Rep. Ed Perlmutter, D-Colo., said he wanted to delve more deeply into bank executives serving on the boards but noted that the Kansas City Fed, which covers the district he represents, appears to be quite diverse based on a variety of metrics.

It "has a diverse board ethnically, gender wise, labor wise, regional within the Fed and that was the template I'm using," Perlmutter said.

Two regional Fed presidents, meanwhile, pushed back against concerns about conflicts of interest during their testimony. 

Richmond Fed President Jeffrey Lacker noted that strict rules govern their conduct. "They simply have no avenue through which they can influence supervisory matters," Lacker said.

And Esther George, president of the Federal Reserve Bank of Kansas City, pointed out that bankers who serve on reserve bank boards are prohibited from participating in the selection of bank presidents.

Republicans, meanwhile, focused much of their attention on whether too much influence over monetary policy is wielded by the East Coast, particularly the New York Fed.

Rep. Bill Huizenga, R-Mich., and chairman of the monetary policy subcommittee, argued that lawmakers should back legislation he sponsored, the Federal Oversight Reform and Modernization Act, or FORM, which includes a provision that would reduce the influence of the New York bank.

The Federal Open Market Committee, the branch of the central bank that determines monetary policy, has 12 voting members made up of seven members of the Fed board of governors and five of the regional Fed banks.

The president of the New York Fed, which supervises Wall Street firms from JPMorgan Chase (JPM) to Goldman Sachs  (GS) and Citigroup (C) , is a permanent voting member but the other regional bank presidents serve rotating one-year terms. Huizenga's legislation would put the New York Fed president into the voting rotation along with all the other regional bank chiefs.

"For crying out loud, the San Francisco bank has a tremendously important area," Huizenga told reporters after the hearing. "Silicon Valley, that stretches from LA to Seattle, has tremendously valuable input and to have them only be a voting member every two or three years doesn't make a lot of sense to me."

Rep. Mia Love, R-Utah, said she was concerned that the Western states weren't well represented by the regional Fed bank structure.

"You have members on both sides of the aisle expressing concerns and I would like to know what might be done to rebalance the Fed to ensure that all Americans are represented in monetary policy decisions," she said. 

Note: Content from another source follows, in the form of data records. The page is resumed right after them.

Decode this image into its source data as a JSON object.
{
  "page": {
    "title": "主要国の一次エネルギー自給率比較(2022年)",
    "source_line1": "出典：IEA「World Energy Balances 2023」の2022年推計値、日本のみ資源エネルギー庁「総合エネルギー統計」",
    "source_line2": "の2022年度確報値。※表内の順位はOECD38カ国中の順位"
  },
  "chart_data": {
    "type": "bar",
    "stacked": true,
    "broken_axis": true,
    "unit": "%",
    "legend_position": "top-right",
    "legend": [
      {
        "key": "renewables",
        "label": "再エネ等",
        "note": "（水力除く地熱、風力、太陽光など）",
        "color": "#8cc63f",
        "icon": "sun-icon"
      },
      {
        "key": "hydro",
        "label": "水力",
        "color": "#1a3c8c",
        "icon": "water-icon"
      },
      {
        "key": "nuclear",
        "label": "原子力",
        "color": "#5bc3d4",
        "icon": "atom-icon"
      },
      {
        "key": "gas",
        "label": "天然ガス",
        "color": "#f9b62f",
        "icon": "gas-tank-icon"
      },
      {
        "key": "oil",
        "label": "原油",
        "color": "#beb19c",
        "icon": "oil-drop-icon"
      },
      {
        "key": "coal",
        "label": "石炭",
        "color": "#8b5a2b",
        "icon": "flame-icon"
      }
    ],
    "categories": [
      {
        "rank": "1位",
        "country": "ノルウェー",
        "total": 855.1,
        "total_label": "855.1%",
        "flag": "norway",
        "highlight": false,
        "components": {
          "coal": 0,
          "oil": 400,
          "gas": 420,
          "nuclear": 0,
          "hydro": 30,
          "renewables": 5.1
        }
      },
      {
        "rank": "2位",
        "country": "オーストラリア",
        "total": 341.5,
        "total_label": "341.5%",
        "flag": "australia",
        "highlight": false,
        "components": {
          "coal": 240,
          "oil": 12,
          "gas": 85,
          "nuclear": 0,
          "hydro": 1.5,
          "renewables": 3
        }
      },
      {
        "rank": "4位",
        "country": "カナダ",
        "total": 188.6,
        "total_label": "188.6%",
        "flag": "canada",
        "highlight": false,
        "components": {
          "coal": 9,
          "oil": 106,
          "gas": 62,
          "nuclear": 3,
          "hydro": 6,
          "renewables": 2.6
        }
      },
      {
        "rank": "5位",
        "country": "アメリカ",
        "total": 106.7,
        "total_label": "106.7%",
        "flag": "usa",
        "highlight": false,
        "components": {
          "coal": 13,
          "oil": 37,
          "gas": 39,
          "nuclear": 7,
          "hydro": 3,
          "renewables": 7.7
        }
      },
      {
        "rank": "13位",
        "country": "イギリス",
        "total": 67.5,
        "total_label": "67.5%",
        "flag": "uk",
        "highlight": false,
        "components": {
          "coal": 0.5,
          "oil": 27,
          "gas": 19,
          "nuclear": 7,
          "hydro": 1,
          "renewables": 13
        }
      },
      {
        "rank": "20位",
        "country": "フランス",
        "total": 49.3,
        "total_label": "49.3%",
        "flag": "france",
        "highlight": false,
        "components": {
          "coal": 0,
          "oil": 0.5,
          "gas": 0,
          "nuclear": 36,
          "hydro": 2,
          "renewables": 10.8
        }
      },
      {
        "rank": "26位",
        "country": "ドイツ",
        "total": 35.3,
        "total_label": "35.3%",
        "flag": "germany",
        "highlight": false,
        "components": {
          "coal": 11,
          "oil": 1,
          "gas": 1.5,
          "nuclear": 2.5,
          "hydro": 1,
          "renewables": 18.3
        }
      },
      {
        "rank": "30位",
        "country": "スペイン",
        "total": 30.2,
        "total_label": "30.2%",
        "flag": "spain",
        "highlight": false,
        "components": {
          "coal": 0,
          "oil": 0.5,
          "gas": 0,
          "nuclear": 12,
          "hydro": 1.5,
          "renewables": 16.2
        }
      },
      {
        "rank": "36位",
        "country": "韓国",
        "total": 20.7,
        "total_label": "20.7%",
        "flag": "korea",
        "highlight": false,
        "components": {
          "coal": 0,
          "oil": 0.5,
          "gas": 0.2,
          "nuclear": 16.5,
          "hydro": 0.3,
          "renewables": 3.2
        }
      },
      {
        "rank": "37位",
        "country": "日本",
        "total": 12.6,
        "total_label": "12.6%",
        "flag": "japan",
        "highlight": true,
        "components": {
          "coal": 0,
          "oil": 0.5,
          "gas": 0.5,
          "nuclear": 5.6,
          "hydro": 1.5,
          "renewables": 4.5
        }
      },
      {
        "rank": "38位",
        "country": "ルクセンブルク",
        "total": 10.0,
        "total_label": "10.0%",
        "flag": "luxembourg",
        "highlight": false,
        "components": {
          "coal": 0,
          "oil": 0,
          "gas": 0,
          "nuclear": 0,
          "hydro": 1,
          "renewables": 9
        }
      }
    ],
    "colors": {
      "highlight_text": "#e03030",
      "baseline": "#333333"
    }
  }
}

Don Lamson, of counsel at Squire Patton Boggs in Washington and a former regulator at the Office of the Comptroller of the Currency, suggested that if the goal is to create greater accountability to Congress, legislators should require the Fed regional bank system to be funded through congressional appropriations instead of the self-funding that exists now.

With that structure, legislators could remove the regional Fed boards, transforming the quazi-private-public entities into government agencies.

An appropriations process, however, would destroy the independence of the Fed, which is vital to setting interest rates and supervising banks appropriately, Moore argued.

Expanding legislative influence would also open Federal Reserve funding to unrelated policy measures that might be attached in an attempt to get them passed. "Come meet with me I'm the chairman of the Fed's appropriations committee," Moore said facetiously.